Photo:Patrick Bartlet memorial
Patrick Bartlet memorial

The Bartlets - Alexander Bartlet and George Campbell had formed a company that linked its offices in Grenada, Tobago and the Grenadines with London, and Alexander’s brother, James, was recruited to facilitate trade by persuading all the planters to consign their crops of cotton, cocoa, indigo and sugar to the company.  Gradually, planters became indebted to Glasgow business houses, which led to foreclosures, and a general decline of planter aristocracy.  Presumably, Patrick Bartlet (1731 Banff–1830) was another brother, and must have lived on the island, probably, on the 280 acre Beauséjour sugar plantation (or 'Nice Stay') in Saint George's, which belonged to him, for, in 1792, he was recommended to fill a vacancy in the Council of Grenada, and was described as a principal inhabitant and proprietor.

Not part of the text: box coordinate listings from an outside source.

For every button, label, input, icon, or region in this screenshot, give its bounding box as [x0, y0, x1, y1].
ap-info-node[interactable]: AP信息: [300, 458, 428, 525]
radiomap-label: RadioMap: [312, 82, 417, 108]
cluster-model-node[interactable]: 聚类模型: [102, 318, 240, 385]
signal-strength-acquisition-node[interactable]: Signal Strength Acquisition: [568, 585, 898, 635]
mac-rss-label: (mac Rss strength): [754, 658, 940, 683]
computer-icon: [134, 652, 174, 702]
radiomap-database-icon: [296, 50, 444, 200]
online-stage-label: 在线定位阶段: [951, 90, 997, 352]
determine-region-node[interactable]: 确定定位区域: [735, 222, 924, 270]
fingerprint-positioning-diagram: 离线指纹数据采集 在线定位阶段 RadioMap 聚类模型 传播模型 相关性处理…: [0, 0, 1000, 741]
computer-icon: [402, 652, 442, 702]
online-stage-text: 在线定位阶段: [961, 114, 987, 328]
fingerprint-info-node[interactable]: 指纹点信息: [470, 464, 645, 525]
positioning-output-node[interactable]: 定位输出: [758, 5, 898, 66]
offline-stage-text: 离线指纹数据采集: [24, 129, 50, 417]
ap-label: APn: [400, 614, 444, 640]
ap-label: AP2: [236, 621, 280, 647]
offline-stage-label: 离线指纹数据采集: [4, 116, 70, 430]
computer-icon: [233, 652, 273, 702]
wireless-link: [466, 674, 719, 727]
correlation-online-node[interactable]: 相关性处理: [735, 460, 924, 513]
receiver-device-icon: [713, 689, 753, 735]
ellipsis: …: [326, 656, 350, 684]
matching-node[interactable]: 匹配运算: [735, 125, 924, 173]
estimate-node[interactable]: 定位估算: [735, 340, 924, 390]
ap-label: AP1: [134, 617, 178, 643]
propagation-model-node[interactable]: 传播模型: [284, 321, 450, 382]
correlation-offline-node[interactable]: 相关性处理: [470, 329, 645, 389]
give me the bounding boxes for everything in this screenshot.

Patrick Bartlet’s slaves in the various censuses were, also, on Belair, Belvedere and Petit Covenage Estates.  There was about one slave to every 2.35 acres, which gives a probable slave population of 3,153 and it is unlikely the white population exceeded 400.  In the early 1790s, the Grenada Assembly passed an ordinance requiring there to be one white man to every 50 slaves.
The Will of Patrick Bartlet of [Nottingham Place] St Marylebone proved 17/08/1830. In his will he acknowledged his marriage settlement with his 'present wife' Anne, and charged the annuity of £500 p.a. to her on his estates Sinclair, Beausejour and Belair on Carriacou in the government of Grenada. He also granted an annuity of £50 each to his 'natural' sons Alexander, Patrick and John. He appointed as trustees Alexander George Milne the younger and William Bartlet, and left the produce of the estates for life, subject to the annuities, to Dorothea Milne, wife of Patrick Bartlet's nephew Alexander George Milne the elder. He aslo made a number of financial bequests to family including in a codicil an annuity of £100 p.a. to Mrs Mary Bartlet of Banff, the widow of his brother James.

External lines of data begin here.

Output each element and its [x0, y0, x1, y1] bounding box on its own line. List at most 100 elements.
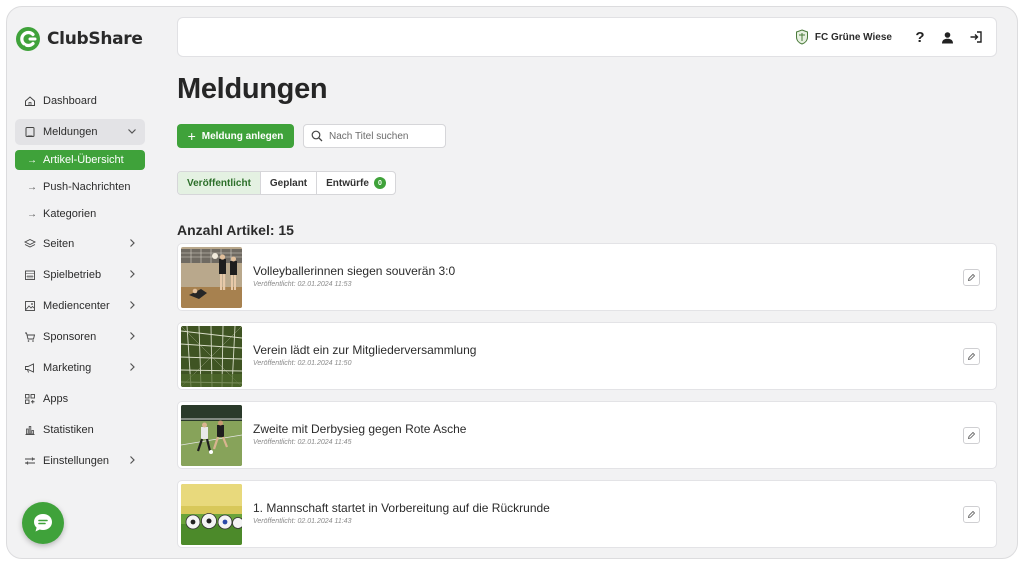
- apps-icon: [23, 393, 36, 406]
- tab-label: Entwürfe: [326, 177, 369, 189]
- profile-button[interactable]: [939, 29, 955, 45]
- edit-article-button[interactable]: [963, 269, 980, 286]
- chevron-right-icon: [130, 270, 135, 278]
- search-box: [303, 124, 446, 148]
- club-crest-icon: [795, 29, 808, 45]
- sidebar-nav: Dashboard Meldungen → Artikel-Übersicht …: [15, 88, 145, 479]
- article-title: Volleyballerinnen siegen souverän 3:0: [253, 264, 456, 278]
- search-input[interactable]: [329, 130, 429, 142]
- article-thumbnail-footballs: [181, 484, 242, 545]
- article-published-date: Veröffentlicht: 02.01.2024 11:50: [253, 360, 352, 367]
- article-card[interactable]: Volleyballerinnen siegen souverän 3:0 Ve…: [177, 243, 997, 311]
- sidebar-subitem-label: Kategorien: [43, 208, 97, 220]
- sidebar-item-label: Mediencenter: [43, 300, 110, 312]
- page-title: Meldungen: [177, 73, 328, 105]
- sidebar-item-marketing[interactable]: Marketing: [15, 355, 145, 381]
- tab-entwuerfe[interactable]: Entwürfe 0: [317, 172, 395, 194]
- sidebar-item-sponsoren[interactable]: Sponsoren: [15, 324, 145, 350]
- plus-icon: +: [187, 128, 196, 144]
- question-mark-icon: ?: [915, 28, 925, 46]
- sidebar-item-label: Seiten: [43, 238, 75, 250]
- sidebar-subitem-push-nachrichten[interactable]: → Push-Nachrichten: [15, 177, 145, 197]
- pencil-icon: [967, 510, 976, 519]
- sidebar-item-label: Dashboard: [43, 95, 97, 107]
- edit-article-button[interactable]: [963, 348, 980, 365]
- sidebar-item-label: Sponsoren: [43, 331, 97, 343]
- sidebar-item-dashboard[interactable]: Dashboard: [15, 88, 145, 114]
- sidebar-item-seiten[interactable]: Seiten: [15, 231, 145, 257]
- club-name: FC Grüne Wiese: [814, 31, 892, 43]
- arrow-right-icon: →: [27, 208, 37, 220]
- logo[interactable]: ClubShare: [15, 26, 143, 52]
- arrow-right-icon: →: [27, 181, 37, 193]
- logout-button[interactable]: [968, 29, 984, 45]
- chevron-right-icon: [130, 332, 135, 340]
- article-thumbnail-football-players: [181, 405, 242, 466]
- sidebar-item-label: Marketing: [43, 362, 92, 374]
- sliders-icon: [23, 455, 36, 468]
- sidebar-subitem-label: Artikel-Übersicht: [43, 154, 124, 166]
- article-card[interactable]: Zweite mit Derbysieg gegen Rote Asche Ve…: [177, 401, 997, 469]
- document-icon: [23, 126, 36, 139]
- sidebar: ClubShare Dashboard Meldungen → Artikel-…: [7, 7, 157, 558]
- app-name: ClubShare: [47, 29, 143, 49]
- arrow-right-icon: →: [27, 154, 37, 166]
- sidebar-subitem-kategorien[interactable]: → Kategorien: [15, 204, 145, 224]
- edit-article-button[interactable]: [963, 427, 980, 444]
- sidebar-item-label: Einstellungen: [43, 455, 110, 467]
- tab-veroeffentlicht[interactable]: Veröffentlicht: [178, 172, 261, 194]
- sidebar-item-label: Meldungen: [43, 126, 98, 138]
- chevron-right-icon: [130, 363, 135, 371]
- chevron-right-icon: [130, 456, 135, 464]
- chat-button[interactable]: [22, 502, 64, 544]
- pencil-icon: [967, 352, 976, 361]
- search-icon: [311, 130, 323, 142]
- article-title: Zweite mit Derbysieg gegen Rote Asche: [253, 422, 467, 436]
- sidebar-item-label: Apps: [43, 393, 69, 405]
- chevron-down-icon: [128, 129, 136, 134]
- sidebar-item-meldungen[interactable]: Meldungen: [15, 119, 145, 145]
- status-tabs: Veröffentlicht Geplant Entwürfe 0: [177, 171, 396, 195]
- sidebar-item-einstellungen[interactable]: Einstellungen: [15, 448, 145, 474]
- create-article-button[interactable]: + Meldung anlegen: [177, 124, 294, 148]
- clubshare-logo-icon: [16, 27, 40, 51]
- article-card[interactable]: 1. Mannschaft startet in Vorbereitung au…: [177, 480, 997, 548]
- article-published-date: Veröffentlicht: 02.01.2024 11:53: [253, 281, 352, 288]
- top-bar: FC Grüne Wiese ?: [177, 17, 997, 57]
- sidebar-item-mediencenter[interactable]: Mediencenter: [15, 293, 145, 319]
- article-title: 1. Mannschaft startet in Vorbereitung au…: [253, 501, 550, 515]
- chevron-right-icon: [130, 301, 135, 309]
- help-button[interactable]: ?: [912, 28, 928, 46]
- megaphone-icon: [23, 362, 36, 375]
- count-badge: 0: [373, 177, 386, 189]
- tab-geplant[interactable]: Geplant: [261, 172, 318, 194]
- create-article-label: Meldung anlegen: [201, 130, 284, 142]
- sidebar-item-statistiken[interactable]: Statistiken: [15, 417, 145, 443]
- edit-article-button[interactable]: [963, 506, 980, 523]
- logout-icon: [970, 31, 982, 43]
- pencil-icon: [967, 273, 976, 282]
- chevron-right-icon: [130, 239, 135, 247]
- chat-bubble-icon: [34, 514, 52, 532]
- article-thumbnail-volleyball: [181, 247, 242, 308]
- image-icon: [23, 300, 36, 313]
- article-count: Anzahl Artikel: 15: [177, 222, 294, 238]
- sidebar-item-apps[interactable]: Apps: [15, 386, 145, 412]
- club-selector[interactable]: FC Grüne Wiese: [795, 29, 892, 45]
- sidebar-subitem-label: Push-Nachrichten: [43, 181, 131, 193]
- article-title: Verein lädt ein zur Mitgliederversammlun…: [253, 343, 477, 357]
- article-list: Volleyballerinnen siegen souverän 3:0 Ve…: [177, 243, 997, 558]
- tab-label: Veröffentlicht: [187, 177, 251, 189]
- sidebar-item-label: Spielbetrieb: [43, 269, 102, 281]
- app-window: ClubShare Dashboard Meldungen → Artikel-…: [6, 6, 1018, 559]
- layers-icon: [23, 238, 36, 251]
- article-published-date: Veröffentlicht: 02.01.2024 11:45: [253, 439, 352, 446]
- user-icon: [941, 31, 953, 43]
- article-thumbnail-goal-net: [181, 326, 242, 387]
- article-published-date: Veröffentlicht: 02.01.2024 11:43: [253, 518, 352, 525]
- article-card[interactable]: Verein lädt ein zur Mitgliederversammlun…: [177, 322, 997, 390]
- sidebar-item-spielbetrieb[interactable]: Spielbetrieb: [15, 262, 145, 288]
- home-icon: [23, 95, 36, 108]
- sidebar-subitem-artikel-uebersicht[interactable]: → Artikel-Übersicht: [15, 150, 145, 170]
- calendar-icon: [23, 269, 36, 282]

Photo:Isabella Bartlet memorial

Isabella Bartlet memorial
Patrick’s first wife, Isabella, died in 1821, and is also commemorated in St John's Wood churchHis second wife, Anne, (whom he married in 1824 at Warnford Surrey when she was about 47, and he was 74, or so), had long standing connections with the West Indies, as she was the  daughter of Samuel Span of Bristol, Master of the Society of Merchant Adventurers, and a ship owner.  Samuel, with his brother, had arrived on Union Isle (near St Vincent in the West Indies), in 1763, with 165 slaves and soon controlled the whole island, and, also, had property on Carriacou.

Photo:Anne Bartlet memorial
Anne Bartlet memorial
 

Slave censuses were taken regularly by the owners noting names, ages, and distinguishing marks – presumably for identification if a slave tried to escape, - plus and annual return of decreases in numbers due to deaths, and increases due to births. [These can be found in the National Archives].

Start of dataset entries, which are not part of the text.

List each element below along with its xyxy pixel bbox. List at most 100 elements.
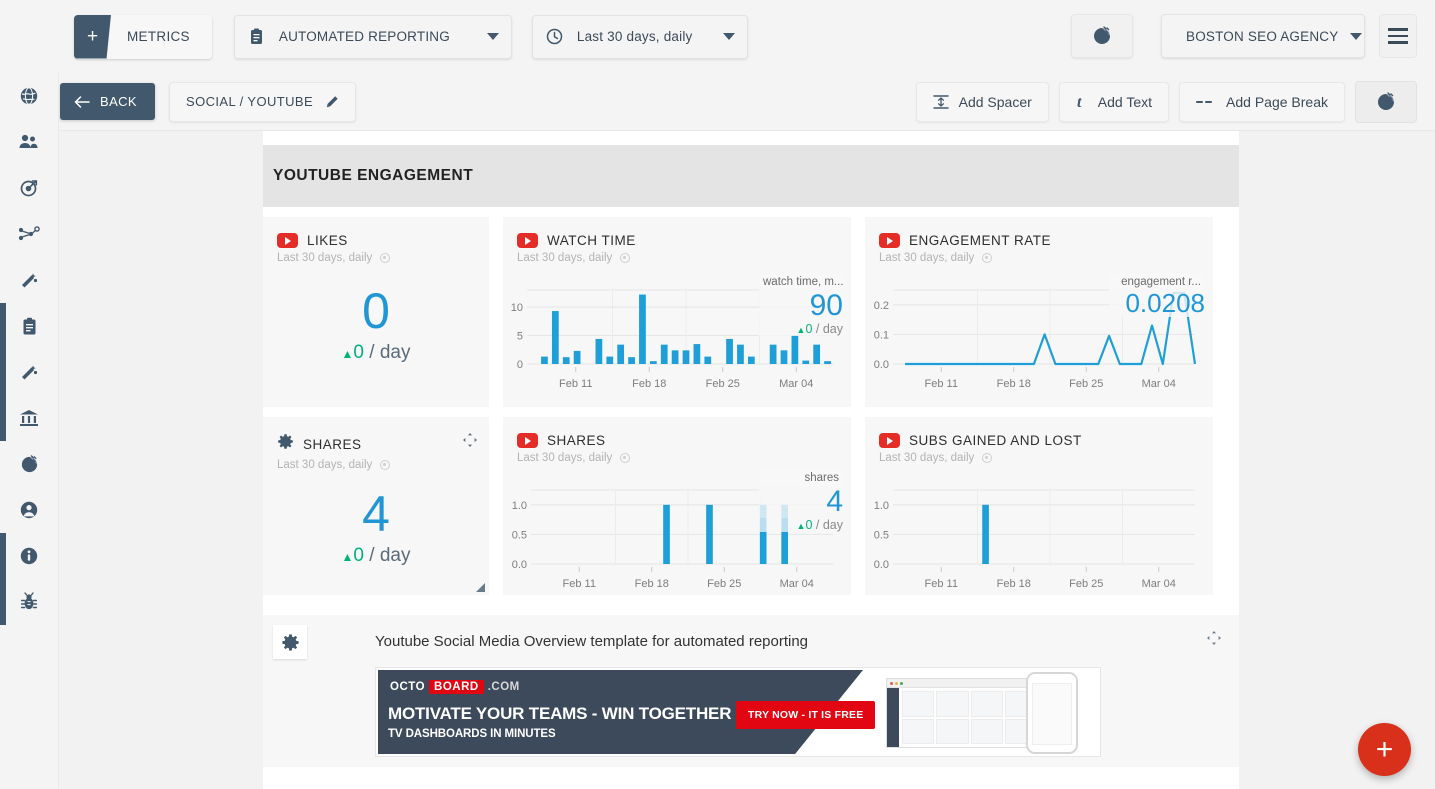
widget-title-row: ENGAGEMENT RATE (879, 233, 1213, 248)
triangle-up-icon: ▲ (341, 347, 354, 361)
widget-period: Last 30 days, daily (517, 452, 851, 464)
widget-header: LIKES Last 30 days, daily (263, 217, 489, 264)
clipboard-icon (247, 28, 267, 45)
hamburger-icon[interactable] (1379, 14, 1417, 58)
metrics-plus-icon[interactable]: + (74, 14, 111, 59)
add-text-button[interactable]: t Add Text (1058, 81, 1170, 122)
chevron-down-icon[interactable] (1350, 32, 1363, 40)
widget-engagement-rate[interactable]: ENGAGEMENT RATE Last 30 days, daily 0.0 0… (865, 217, 1213, 407)
plug-icon-button-secondary[interactable] (1355, 80, 1417, 123)
sidebar-item-magic-wand-2[interactable] (0, 349, 58, 395)
ad-cta-button[interactable]: TRY NOW - IT IS FREE (736, 701, 876, 729)
svg-text:t: t (1077, 94, 1082, 110)
sidebar-item-globe[interactable] (0, 73, 58, 119)
magic-wand-icon (22, 365, 38, 380)
ad-brand: OCTO BOARD .COM (390, 680, 520, 694)
widget-shares-chart[interactable]: SHARES Last 30 days, daily 0.0 0.5 1.0 Feb … (503, 417, 851, 595)
widget-shares-number[interactable]: SHARES Last 30 days, daily 4 ▲0 / day (263, 417, 489, 595)
add-page-break-button[interactable]: Add Page Break (1179, 81, 1345, 122)
add-widget-fab[interactable]: + (1358, 723, 1411, 776)
svg-text:Feb 25: Feb 25 (706, 378, 740, 390)
sidebar-item-account[interactable] (0, 487, 58, 533)
sidebar-item-bank[interactable] (0, 395, 58, 441)
svg-text:Feb 18: Feb 18 (997, 378, 1031, 390)
widget-title: SHARES (303, 436, 362, 452)
banner-gear-button[interactable] (273, 625, 307, 659)
svg-text:Feb 25: Feb 25 (1069, 578, 1103, 590)
move-icon[interactable] (1207, 631, 1221, 650)
move-icon[interactable] (463, 433, 477, 452)
widget-period: Last 30 days, daily (277, 459, 489, 471)
sidebar-item-users[interactable] (0, 119, 58, 165)
chevron-down-icon[interactable] (722, 33, 735, 40)
kpi-value: 0 (362, 283, 390, 339)
sidebar-item-integrations[interactable] (0, 441, 58, 487)
chart-kpi-overlay: watch time, m... 90 ▲0 / day (759, 274, 844, 336)
sidebar-item-bug[interactable] (0, 579, 58, 625)
widget-watch-time[interactable]: WATCH TIME Last 30 days, daily 0 5 10 Feb 1… (503, 217, 851, 407)
back-label: BACK (100, 94, 138, 109)
clipboard-icon (23, 317, 35, 334)
dashboard-mockup-image (886, 678, 1041, 748)
chart-engagement-rate[interactable]: 0.0 0.1 0.2 Feb 11 Feb 18 Feb 25 Mar 04 engage… (865, 272, 1213, 402)
back-button[interactable]: BACK (60, 83, 156, 120)
svg-text:0.0: 0.0 (874, 559, 889, 571)
svg-text:1.0: 1.0 (874, 500, 889, 512)
top-toolbar: + METRICS AUTOMATED REPORTING Last 30 da… (0, 0, 1435, 73)
report-select-value: AUTOMATED REPORTING (278, 29, 450, 44)
info-icon (20, 547, 38, 565)
widget-period-label: Last 30 days, daily (277, 252, 373, 264)
sidebar-item-target[interactable] (0, 165, 58, 211)
widget-subs-gained-and-lost[interactable]: SUBS GAINED AND LOST Last 30 days, daily… (865, 417, 1213, 595)
gear-icon (277, 433, 294, 455)
account-select[interactable]: BOSTON SEO AGENCY (1161, 14, 1365, 58)
ad-banner[interactable]: OCTO BOARD .COM MOTIVATE YOUR TEAMS - WI… (375, 667, 1101, 757)
svg-text:Mar 04: Mar 04 (1142, 378, 1176, 390)
page-name-chip[interactable]: SOCIAL / YOUTUBE (169, 81, 357, 122)
target-dot-icon (982, 453, 993, 463)
arrow-left-icon (74, 95, 90, 108)
widget-likes[interactable]: LIKES Last 30 days, daily 0 ▲0 / day (263, 217, 489, 407)
target-dot-icon (380, 253, 391, 263)
date-range-select[interactable]: Last 30 days, daily (531, 14, 748, 59)
sidebar-item-reports[interactable] (0, 303, 58, 349)
top-toolbar-right: BOSTON SEO AGENCY (1071, 14, 1417, 58)
youtube-icon (879, 233, 900, 248)
add-spacer-button[interactable]: Add Spacer (915, 81, 1049, 122)
kpi-per-day: / day (815, 517, 843, 532)
kpi-delta: 0 (353, 545, 364, 566)
kpi-value-block: 0 ▲0 / day (263, 286, 489, 364)
svg-text:Feb 18: Feb 18 (635, 578, 669, 590)
chart-kpi-overlay: shares 4 ▲0 / day (759, 470, 843, 532)
chart-subs[interactable]: 0.0 0.5 1.0 Feb 11 Feb 18 Feb 25 Mar 04 (865, 472, 1213, 602)
report-select[interactable]: AUTOMATED REPORTING (233, 14, 512, 59)
add-text-label: Add Text (1097, 93, 1153, 110)
chevron-down-icon[interactable] (486, 33, 499, 40)
chart-watch-time[interactable]: 0 5 10 Feb 11 Feb 18 Feb 25 Mar 04 watch time,… (503, 272, 851, 402)
chart-shares[interactable]: 0.0 0.5 1.0 Feb 11 Feb 18 Feb 25 Mar 04 shares… (503, 470, 851, 602)
banner-title: Youtube Social Media Overview template f… (375, 633, 809, 650)
widget-title-row: SUBS GAINED AND LOST (879, 433, 1213, 448)
ad-right (876, 668, 1100, 756)
widget-period: Last 30 days, daily (879, 452, 1213, 464)
sidebar-item-magic-wand-1[interactable] (0, 257, 58, 303)
sidebar-item-share-nodes[interactable] (0, 211, 58, 257)
spacer-icon (932, 94, 949, 109)
kpi-value: 0.0208 (1109, 289, 1205, 318)
kpi-delta: 0 (805, 321, 813, 336)
resize-handle-icon[interactable] (476, 583, 485, 592)
app-root: + METRICS AUTOMATED REPORTING Last 30 da… (0, 0, 1435, 789)
banner-widget[interactable]: Youtube Social Media Overview template f… (263, 615, 1239, 767)
metrics-button[interactable]: + METRICS (74, 14, 212, 59)
svg-text:0.5: 0.5 (874, 529, 889, 541)
widget-title: LIKES (307, 233, 348, 248)
widget-period-label: Last 30 days, daily (277, 459, 373, 471)
sidebar-item-info[interactable] (0, 533, 58, 579)
target-icon (20, 180, 38, 197)
widget-header: WATCH TIME Last 30 days, daily (503, 217, 851, 264)
widget-title: SHARES (547, 433, 606, 448)
kpi-delta-row: ▲0 / day (759, 321, 843, 336)
plug-icon-button[interactable] (1071, 14, 1133, 58)
widget-header: SUBS GAINED AND LOST Last 30 days, daily (865, 417, 1213, 464)
kpi-delta-row: ▲0 / day (263, 342, 489, 364)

Emancipation - Though the slave trade in the Caribbean was outlawed in 1807,  slavery as an institution, was not fully abolished there until 1833.  'Compensation' was then paid, but to owners not to slaves, and under the Emancipation Act the slave compensation commission allocated 40,000 separate awards, costing £20 million - this was 40% of the total government’s annual expenditure.  Only slaves under 6 years old were immediately freed, for rational reasons the rest were designated 'apprentices' and finally released in 1840.  After the emancipation of slaves and with sugar-taxes, prosperity on the islands rapidly declined - it was impossible with free labour to compete with sugar and cotton produced by slave-work-forces of Cuba and the Unites States, added to this European beet-sugar took over as a cheaper commodity.  But Mrs Farquhar and Patrick Bartlet did not live to see any of this outcome, and were buried in England at St John’s Wood, then the chapel for St Marylebone parish church, positioned as the focal point at the top of a country lane running north from the New [Marylebone] Road.



References

Oliver, Vere Lanford, "Caribbeana" Vol 3, p.131 & 178, 1914.
T71/328 pp. 29-40; PROB 11/1774/307.
Times 09/03/1839 p. 7.; National Probate Calendar 1875.